Surrender by change in nature of tenants occupation. A surrender is implied
when the tenant remains in occupation of the premises in a capacity
inconsistent with his being tenant, where, for instance, he becomes the
landlords employee, or where the parties agree that the tenant is in future to
occupy the premises rent free for life as a license. An agreement by the tenant
to purchase the reversion does not of itself effect a surrender, as the
purchase is conditional on a good title being made by the landlord.
In
Hill and Redmans Law of Landlord and Tenant (16th Edn.) at page 451 it is
observed that a surrender does not follow from a mere agreement made during the
tenancy for the reduction or increase of rent, or other variation of its terms,
unless there is some special reasons to infer a new tenancy, where, for
instance, the parties make change in the rent under the belief that the old
tenancy is at an end.
In
N.M. Ponniah Nadar v.
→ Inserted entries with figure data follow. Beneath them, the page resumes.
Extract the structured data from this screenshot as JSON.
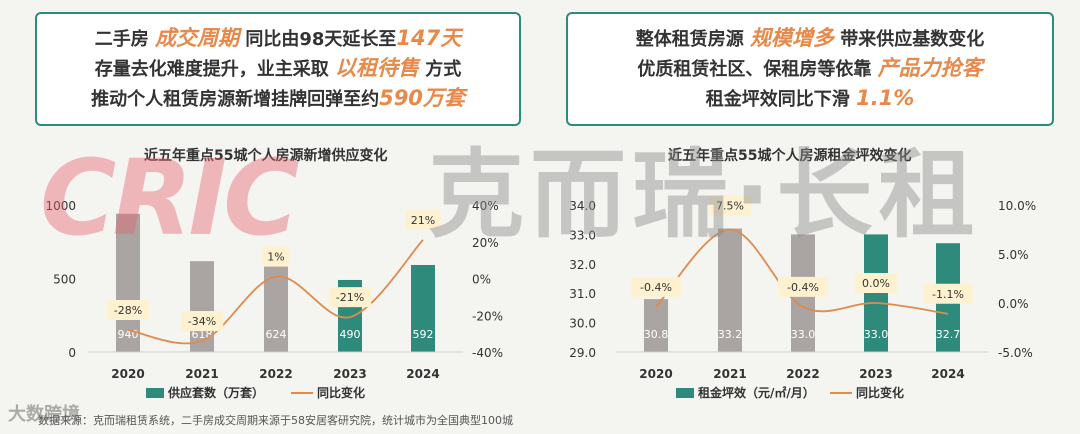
{
  "card_left": {
    "line1": {
      "a": "二手房",
      "b": "成交周期",
      "c": "同比由98天延长至",
      "d": "147天"
    },
    "line2": {
      "a": "存量去化难度提升，业主采取",
      "b": "以租待售",
      "c": "方式"
    },
    "line3": {
      "a": "推动个人租赁房源新增挂牌回弹至约",
      "b": "590万套"
    }
  },
  "card_right": {
    "line1": {
      "a": "整体租赁房源",
      "b": "规模增多",
      "c": "带来供应基数变化"
    },
    "line2": {
      "a": "优质租赁社区、保租房等依靠",
      "b": "产品力抢客"
    },
    "line3": {
      "a": "租金坪效同比下滑",
      "b": "1.1%"
    }
  },
  "watermark": {
    "en": "CRIC",
    "cn": "克而瑞·长租",
    "logo": "大数跨境"
  },
  "source": "数据来源：克而瑞租赁系统，二手房成交周期来源于58安居客研究院，统计城市为全国典型100城",
  "chart_data": [
    {
      "type": "bar",
      "title": "近五年重点55城个人房源新增供应变化",
      "categories": [
        "2020",
        "2021",
        "2022",
        "2023",
        "2024"
      ],
      "series": [
        {
          "name": "供应套数（万套）",
          "values": [
            940,
            618,
            624,
            490,
            592
          ],
          "axis": "left",
          "labels": [
            "940",
            "618",
            "624",
            "490",
            "592"
          ]
        },
        {
          "name": "同比变化",
          "type": "line",
          "values": [
            -28,
            -34,
            1,
            -21,
            21
          ],
          "axis": "right",
          "labels": [
            "-28%",
            "-34%",
            "1%",
            "-21%",
            "21%"
          ]
        }
      ],
      "ylim": [
        0,
        1000
      ],
      "yticks": [
        "0",
        "500",
        "1000"
      ],
      "y2lim": [
        -40,
        40
      ],
      "y2ticks": [
        "-40%",
        "-20%",
        "0%",
        "20%",
        "40%"
      ],
      "bar_colors": [
        "#aaa5a2",
        "#aaa5a2",
        "#aaa5a2",
        "#2e8b7b",
        "#2e8b7b"
      ],
      "line_color": "#e08a4b",
      "legend_position": "bottom"
    },
    {
      "type": "bar",
      "title": "近五年重点55城个人房源租金坪效变化",
      "categories": [
        "2020",
        "2021",
        "2022",
        "2023",
        "2024"
      ],
      "series": [
        {
          "name": "租金坪效（元/㎡/月）",
          "values": [
            30.8,
            33.2,
            33.0,
            33.0,
            32.7
          ],
          "axis": "left",
          "labels": [
            "30.8",
            "33.2",
            "33.0",
            "33.0",
            "32.7"
          ]
        },
        {
          "name": "同比变化",
          "type": "line",
          "values": [
            -0.4,
            7.5,
            -0.4,
            0.0,
            -1.1
          ],
          "axis": "right",
          "labels": [
            "-0.4%",
            "7.5%",
            "-0.4%",
            "0.0%",
            "-1.1%"
          ]
        }
      ],
      "ylim": [
        29.0,
        34.0
      ],
      "yticks": [
        "29.0",
        "30.0",
        "31.0",
        "32.0",
        "33.0",
        "34.0"
      ],
      "y2lim": [
        -5,
        10
      ],
      "y2ticks": [
        "-5.0%",
        "0.0%",
        "5.0%",
        "10.0%"
      ],
      "bar_colors": [
        "#aaa5a2",
        "#aaa5a2",
        "#aaa5a2",
        "#2e8b7b",
        "#2e8b7b"
      ],
      "line_color": "#e08a4b",
      "legend_position": "bottom"
    }
  ]
}
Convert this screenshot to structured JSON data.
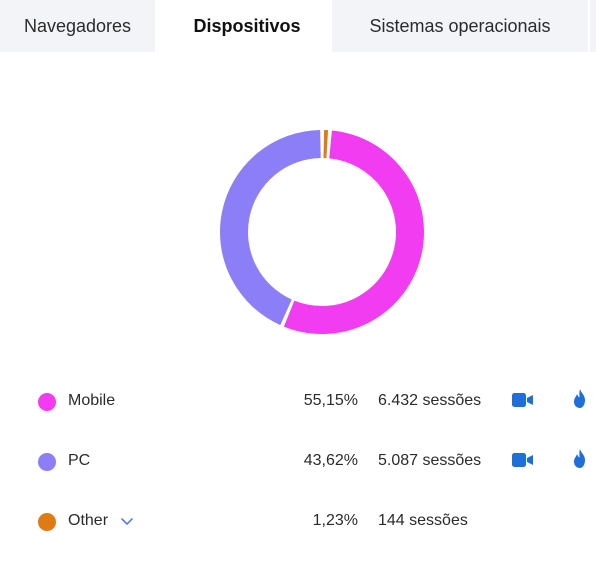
{
  "tabs": [
    {
      "label": "Navegadores",
      "active": false
    },
    {
      "label": "Dispositivos",
      "active": true
    },
    {
      "label": "Sistemas operacionais",
      "active": false
    }
  ],
  "colors": {
    "mobile": "#f23cf2",
    "pc": "#8c7ef7",
    "other": "#e07b12",
    "icon_blue": "#1e6fd9"
  },
  "chart_data": {
    "type": "pie",
    "donut": true,
    "categories": [
      "Mobile",
      "PC",
      "Other"
    ],
    "values": [
      55.15,
      43.62,
      1.23
    ],
    "colors": [
      "#f23cf2",
      "#8c7ef7",
      "#e07b12"
    ]
  },
  "legend": [
    {
      "name": "Mobile",
      "percent": "55,15%",
      "sessions": "6.432 sessões",
      "icons": [
        "video-camera-icon",
        "flame-icon"
      ]
    },
    {
      "name": "PC",
      "percent": "43,62%",
      "sessions": "5.087 sessões",
      "icons": [
        "video-camera-icon",
        "flame-icon"
      ]
    },
    {
      "name": "Other",
      "percent": "1,23%",
      "sessions": "144 sessões",
      "icons": []
    }
  ]
}
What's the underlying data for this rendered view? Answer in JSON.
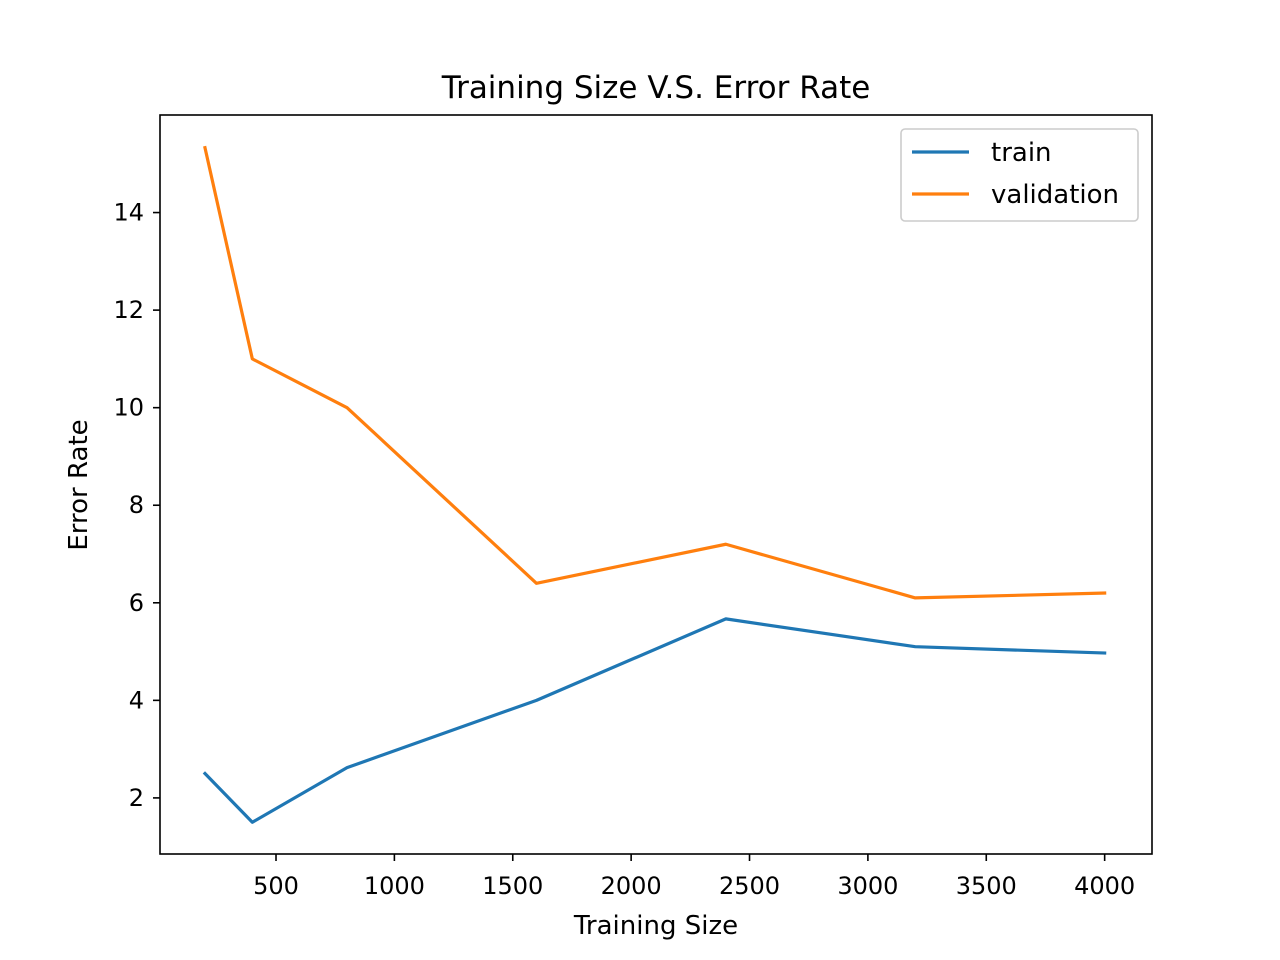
{
  "chart_data": {
    "type": "line",
    "title": "Training Size V.S. Error Rate",
    "xlabel": "Training Size",
    "ylabel": "Error Rate",
    "x": [
      200,
      400,
      800,
      1600,
      2400,
      3200,
      4000
    ],
    "xlim": [
      10,
      4200
    ],
    "ylim": [
      0.85,
      16
    ],
    "xticks": [
      500,
      1000,
      1500,
      2000,
      2500,
      3000,
      3500,
      4000
    ],
    "yticks": [
      2,
      4,
      6,
      8,
      10,
      12,
      14
    ],
    "grid": false,
    "legend_position": "top-right",
    "series": [
      {
        "name": "train",
        "color": "#1f77b4",
        "values": [
          2.5,
          1.5,
          2.62,
          4.0,
          5.67,
          5.1,
          4.97
        ]
      },
      {
        "name": "validation",
        "color": "#ff7f0e",
        "values": [
          15.33,
          11.0,
          10.0,
          6.4,
          7.2,
          6.1,
          6.2
        ]
      }
    ]
  }
}
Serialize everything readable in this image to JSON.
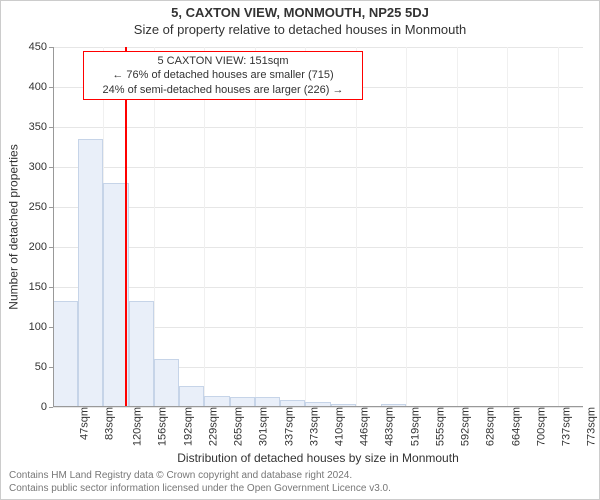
{
  "chart": {
    "type": "bar-histogram",
    "title": "5, CAXTON VIEW, MONMOUTH, NP25 5DJ",
    "subtitle": "Size of property relative to detached houses in Monmouth",
    "ylabel": "Number of detached properties",
    "xlabel": "Distribution of detached houses by size in Monmouth",
    "background_color": "#ffffff",
    "grid_color": "#e6e6e6",
    "axis_color": "#999999",
    "bar_fill": "#e9eff9",
    "bar_border": "#c6d4e8",
    "marker_color": "#ff0000",
    "annotation_border": "#ff0000",
    "font_family": "Arial",
    "ylim": [
      0,
      450
    ],
    "ytick_step": 50,
    "x_categories": [
      "47sqm",
      "83sqm",
      "120sqm",
      "156sqm",
      "192sqm",
      "229sqm",
      "265sqm",
      "301sqm",
      "337sqm",
      "373sqm",
      "410sqm",
      "446sqm",
      "483sqm",
      "519sqm",
      "555sqm",
      "592sqm",
      "628sqm",
      "664sqm",
      "700sqm",
      "737sqm",
      "773sqm"
    ],
    "values": [
      132,
      335,
      280,
      132,
      60,
      26,
      14,
      12,
      12,
      9,
      6,
      4,
      0,
      4,
      0,
      0,
      0,
      0,
      0,
      0,
      0
    ],
    "marker_sqm": 151,
    "annotation": {
      "line1": "5 CAXTON VIEW: 151sqm",
      "line2": "← 76% of detached houses are smaller (715)",
      "line3": "24% of semi-detached houses are larger (226) →"
    },
    "footnote_line1": "Contains HM Land Registry data © Crown copyright and database right 2024.",
    "footnote_line2": "Contains public sector information licensed under the Open Government Licence v3.0."
  }
}
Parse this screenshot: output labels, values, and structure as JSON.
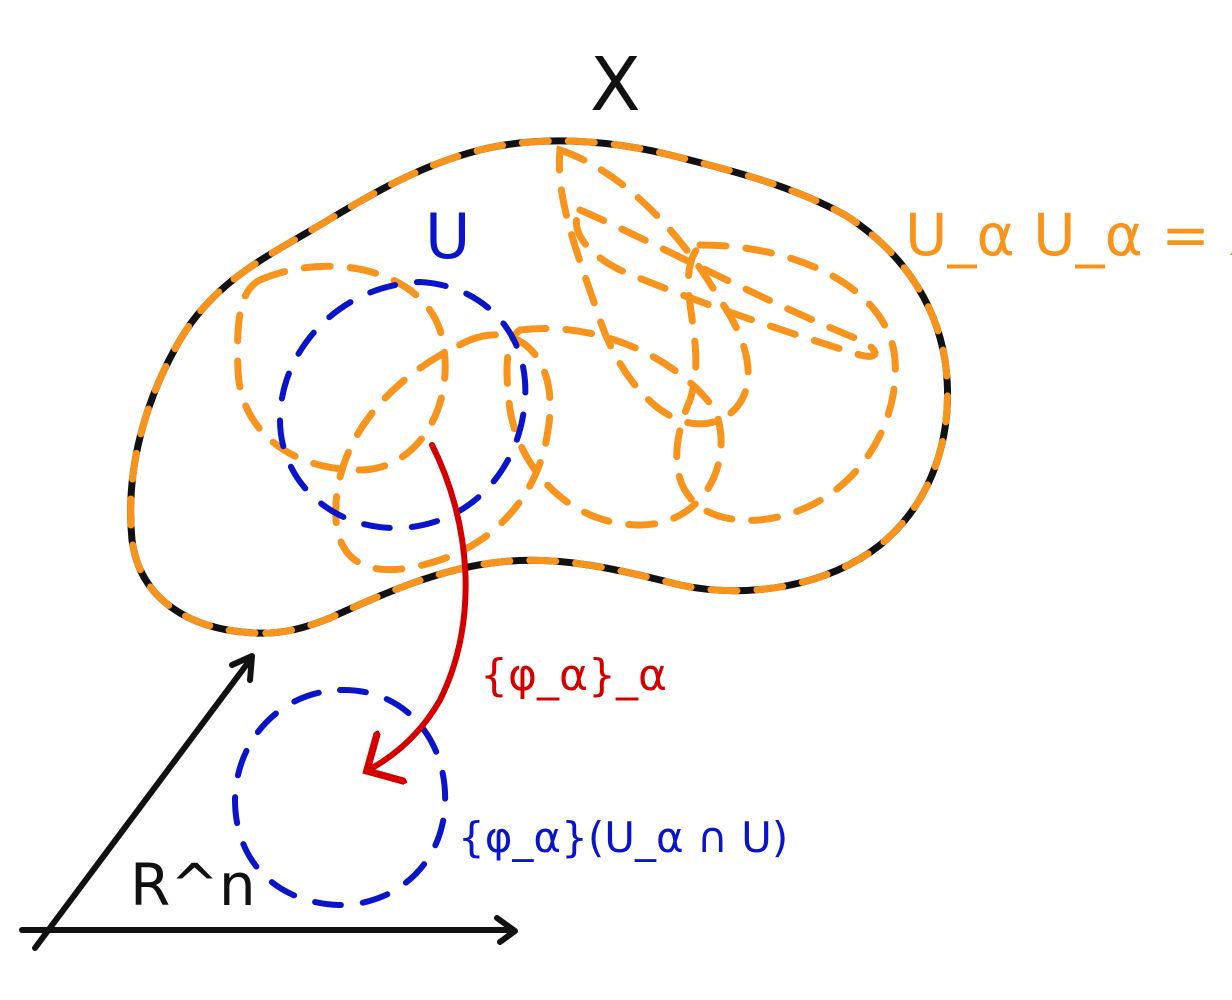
{
  "colors": {
    "manifold_outline": "#111111",
    "cover_sets": "#f7941d",
    "chart_domain": "#0a14c8",
    "chart_map": "#d40000",
    "axes": "#111111"
  },
  "labels": {
    "manifold": "X",
    "cover": "U_α U_α = X",
    "domain": "U",
    "map": "{φ_α}_α",
    "image": "{φ_α}(U_α ∩ U)",
    "space": "R^n"
  }
}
Smt. Kalakshmi Ammal, {1989(1) SCC 64} a three-Judge
Bench of this Court found that an arrangement by which rent of the building was
increased in respect of existing tenancy will not bring an end to the
pre-existing lease.
In
Krishna Kumar Khema v. Grindlays Bank {1990 (3) SCC 669} a two-Judge Bench of
this Court held thus:
Surrender
of a part does not amount to implied surrender of the entire tenancy and the
rest of the tenancy remains untouched. Likewise the mere increase or reduction
of rent also will not necessarily import a surrender of an existing lease and
the creation of a new tenancy.
Assuming
that Ext.A.1 has created a new lease after terminating the erstwhile lease, the
difficulty is that the grip of the ban contained in the third proviso would
still continue to foreclose the landlord from filing the petition for a period
of one year from the new lease deed. This is because the landlords right to
recover possession would then arise under that instrument of lease, which would
also be a transfer inter vivos as envisaged in the third proviso.
In
Blacks Law Dictionary the expression inter vivos is given the following
meaning:
Between
the living; from one living person to another. Where property passes by
conveyance, the transaction is said to be inter vivos, to distinguish it from a
case of succession or devise.
So the
landlord had to wait for a still further period if he were to root his right in
Ex.A1 to recover possession of the building.
As the
third proviso to Section 11(3) disentitles a landlord from applying for
eviction of the tenant before the expiry of the quarantine period, the petition
filed by the landlord in this case has to be dismissed only on that ground. Any
observation made on the merits of the case in the proceeding based on such a
non-maintainable petition must stand erased from judicial notice. If the
present landlord files a new petition for eviction under the Act, as the ban
period is over, the same has to be considered and disposed of uninfluenced by
any of the observations made by the High Court or the courts below thereto.
The
appeal is dismissed in the above terms, without any order as to costs.